Am Wochenende des 7. und 8. August 2010 wurden das Städtchen Ostritz und das Kloster St. Marienthal vom „größten Hochwasser aller Zeiten“ heimgesucht. (Kloster St. Marienthal) Weiter im O-Ton: „Die gewaltigen Wassermassen haben Türen und Fenster eingedrückt, Tore und Mauern stark beschädigt, Wege und Anlagen schwer zerstört, Inneneinrichtungen und Geräte / Maschinen komplett vernichtet. Die Flut hinterließ einen Schaden in Millionenhöhe im und am vor kurzem fertig sanierten Klosterensemble.“ Teestübchen berichtete.

Was war geschehen?
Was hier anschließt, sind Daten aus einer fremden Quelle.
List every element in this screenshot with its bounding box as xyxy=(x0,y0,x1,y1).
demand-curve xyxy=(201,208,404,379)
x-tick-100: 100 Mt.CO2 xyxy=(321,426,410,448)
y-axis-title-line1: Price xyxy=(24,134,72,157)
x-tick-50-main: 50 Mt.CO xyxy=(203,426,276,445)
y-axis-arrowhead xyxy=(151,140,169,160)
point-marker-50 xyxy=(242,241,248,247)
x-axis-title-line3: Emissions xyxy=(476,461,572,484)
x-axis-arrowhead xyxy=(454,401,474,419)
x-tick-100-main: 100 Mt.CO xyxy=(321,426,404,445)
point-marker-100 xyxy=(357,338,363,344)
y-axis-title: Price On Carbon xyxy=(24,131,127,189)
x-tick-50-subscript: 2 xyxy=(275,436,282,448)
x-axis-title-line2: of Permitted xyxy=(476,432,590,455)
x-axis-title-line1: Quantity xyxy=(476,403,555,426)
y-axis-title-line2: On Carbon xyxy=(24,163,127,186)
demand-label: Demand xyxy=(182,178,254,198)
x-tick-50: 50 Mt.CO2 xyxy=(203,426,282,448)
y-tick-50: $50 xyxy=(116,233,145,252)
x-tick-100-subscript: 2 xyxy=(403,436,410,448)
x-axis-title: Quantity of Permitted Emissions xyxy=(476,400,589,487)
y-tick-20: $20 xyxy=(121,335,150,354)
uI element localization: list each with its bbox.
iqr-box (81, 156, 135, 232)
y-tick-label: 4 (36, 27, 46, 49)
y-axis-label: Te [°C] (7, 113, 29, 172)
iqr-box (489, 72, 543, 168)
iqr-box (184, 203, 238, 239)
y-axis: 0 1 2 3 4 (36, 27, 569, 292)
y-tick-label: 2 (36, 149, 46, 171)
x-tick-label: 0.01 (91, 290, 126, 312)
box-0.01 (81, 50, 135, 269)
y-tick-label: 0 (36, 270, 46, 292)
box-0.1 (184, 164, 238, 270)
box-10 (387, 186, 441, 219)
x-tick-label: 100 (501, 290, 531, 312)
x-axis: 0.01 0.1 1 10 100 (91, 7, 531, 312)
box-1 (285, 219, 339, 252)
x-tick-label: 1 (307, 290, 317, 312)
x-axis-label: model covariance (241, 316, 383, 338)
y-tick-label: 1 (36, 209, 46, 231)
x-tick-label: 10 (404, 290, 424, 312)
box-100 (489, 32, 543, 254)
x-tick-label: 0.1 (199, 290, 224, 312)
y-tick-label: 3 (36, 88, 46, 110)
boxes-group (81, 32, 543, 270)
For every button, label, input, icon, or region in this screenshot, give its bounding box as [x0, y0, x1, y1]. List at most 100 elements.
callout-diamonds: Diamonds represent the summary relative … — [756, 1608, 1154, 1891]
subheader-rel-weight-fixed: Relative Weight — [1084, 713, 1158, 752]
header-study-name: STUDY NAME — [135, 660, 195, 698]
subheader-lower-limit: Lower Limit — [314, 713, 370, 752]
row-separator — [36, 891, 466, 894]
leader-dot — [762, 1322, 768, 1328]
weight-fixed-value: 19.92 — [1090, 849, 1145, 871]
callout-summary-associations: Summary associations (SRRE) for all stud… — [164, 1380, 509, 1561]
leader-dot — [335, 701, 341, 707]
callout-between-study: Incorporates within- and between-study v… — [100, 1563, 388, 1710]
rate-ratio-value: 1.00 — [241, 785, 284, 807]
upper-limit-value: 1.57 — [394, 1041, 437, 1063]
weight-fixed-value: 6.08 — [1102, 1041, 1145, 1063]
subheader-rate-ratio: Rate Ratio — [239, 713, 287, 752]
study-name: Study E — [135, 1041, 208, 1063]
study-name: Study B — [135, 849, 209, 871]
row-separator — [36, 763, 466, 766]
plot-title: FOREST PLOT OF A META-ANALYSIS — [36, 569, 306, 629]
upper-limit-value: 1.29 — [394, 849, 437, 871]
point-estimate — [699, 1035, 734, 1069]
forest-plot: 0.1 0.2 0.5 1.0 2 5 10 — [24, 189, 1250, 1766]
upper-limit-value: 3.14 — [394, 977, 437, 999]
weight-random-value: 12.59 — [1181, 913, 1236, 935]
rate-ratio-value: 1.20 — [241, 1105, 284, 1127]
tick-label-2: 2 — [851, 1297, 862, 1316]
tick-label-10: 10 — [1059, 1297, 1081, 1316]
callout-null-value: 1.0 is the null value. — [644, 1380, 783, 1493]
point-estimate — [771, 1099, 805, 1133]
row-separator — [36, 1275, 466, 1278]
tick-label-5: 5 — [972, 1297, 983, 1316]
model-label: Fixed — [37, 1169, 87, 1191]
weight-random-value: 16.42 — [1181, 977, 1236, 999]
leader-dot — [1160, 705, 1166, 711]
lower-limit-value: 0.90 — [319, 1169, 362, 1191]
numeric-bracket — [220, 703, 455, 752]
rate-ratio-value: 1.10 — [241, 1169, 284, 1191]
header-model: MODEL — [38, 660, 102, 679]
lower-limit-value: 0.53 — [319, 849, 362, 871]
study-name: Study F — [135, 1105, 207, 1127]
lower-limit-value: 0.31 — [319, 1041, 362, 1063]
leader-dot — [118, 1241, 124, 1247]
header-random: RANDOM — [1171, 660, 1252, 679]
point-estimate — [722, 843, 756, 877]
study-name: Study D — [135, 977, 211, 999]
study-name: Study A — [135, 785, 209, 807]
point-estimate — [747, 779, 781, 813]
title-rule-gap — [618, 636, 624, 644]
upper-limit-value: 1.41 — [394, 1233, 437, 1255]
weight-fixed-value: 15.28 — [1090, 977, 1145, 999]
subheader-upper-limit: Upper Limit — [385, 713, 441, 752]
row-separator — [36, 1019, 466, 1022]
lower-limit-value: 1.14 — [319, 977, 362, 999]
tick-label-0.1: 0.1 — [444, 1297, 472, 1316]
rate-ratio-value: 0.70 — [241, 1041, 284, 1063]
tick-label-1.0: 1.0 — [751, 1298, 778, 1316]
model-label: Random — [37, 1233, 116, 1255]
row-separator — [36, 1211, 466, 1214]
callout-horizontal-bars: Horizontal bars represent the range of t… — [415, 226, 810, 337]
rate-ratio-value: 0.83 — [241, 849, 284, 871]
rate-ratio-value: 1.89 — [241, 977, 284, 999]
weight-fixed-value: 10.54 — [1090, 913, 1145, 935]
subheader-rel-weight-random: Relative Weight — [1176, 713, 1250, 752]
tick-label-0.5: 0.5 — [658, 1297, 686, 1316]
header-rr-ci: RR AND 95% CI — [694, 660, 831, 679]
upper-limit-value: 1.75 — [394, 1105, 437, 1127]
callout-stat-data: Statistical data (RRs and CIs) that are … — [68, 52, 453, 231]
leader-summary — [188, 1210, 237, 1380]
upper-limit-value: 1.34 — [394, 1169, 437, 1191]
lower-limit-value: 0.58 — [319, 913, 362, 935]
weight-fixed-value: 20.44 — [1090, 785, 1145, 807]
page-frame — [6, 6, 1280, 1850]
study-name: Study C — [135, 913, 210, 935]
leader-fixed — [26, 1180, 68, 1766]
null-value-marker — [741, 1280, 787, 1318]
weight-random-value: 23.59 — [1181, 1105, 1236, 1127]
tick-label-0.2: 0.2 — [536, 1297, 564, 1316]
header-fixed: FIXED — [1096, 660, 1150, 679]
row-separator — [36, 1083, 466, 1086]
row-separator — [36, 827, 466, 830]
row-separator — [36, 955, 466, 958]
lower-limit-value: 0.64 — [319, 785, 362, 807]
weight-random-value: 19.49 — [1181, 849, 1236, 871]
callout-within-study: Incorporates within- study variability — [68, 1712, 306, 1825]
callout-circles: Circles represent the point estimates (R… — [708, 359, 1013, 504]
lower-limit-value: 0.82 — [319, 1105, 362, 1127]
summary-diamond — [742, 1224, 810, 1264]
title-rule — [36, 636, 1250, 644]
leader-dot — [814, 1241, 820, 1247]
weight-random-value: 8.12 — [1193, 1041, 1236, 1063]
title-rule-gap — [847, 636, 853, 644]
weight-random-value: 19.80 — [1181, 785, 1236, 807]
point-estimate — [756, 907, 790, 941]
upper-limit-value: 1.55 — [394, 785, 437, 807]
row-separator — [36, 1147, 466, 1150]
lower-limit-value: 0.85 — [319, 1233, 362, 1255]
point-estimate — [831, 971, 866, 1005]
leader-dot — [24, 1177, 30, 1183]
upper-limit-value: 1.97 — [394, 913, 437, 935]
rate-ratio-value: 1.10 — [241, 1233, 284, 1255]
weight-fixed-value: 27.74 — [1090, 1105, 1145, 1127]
Nach starken Regenfällen war am Witka-See in Niedow im südwestpolnischen Grenzgebiet zu Deutschland ein Staudamm gebrochen. Eine sieben Meter hohe Flutwelle raste die Neiße herunter. Die polnischen Behörden warnten ihre deutschen Nachbarn. Sie sandten ein Fax an die Bundesregierung. Das lag übers Wochenende still und ungelesen im Faxgerät. In Ostritz ahnte man derweil nichts. Man wunderte sich nur, wurde kolportiert, dass auf polnischer Seite der Neiße die Feuerwehrautos hin und herfuhren, verstand aber erst, als die Wassermassen eintrafen. Beim unbeachtet herumliegenden Fax hätte ein polnischer Meldereiter auch nicht helfen können. Denn er hätte ja nicht gewusst, wo das Faxgerät aufgestellt war, in dem das Fax lag. Am Ende auf dem Flur der Minijobzentrale.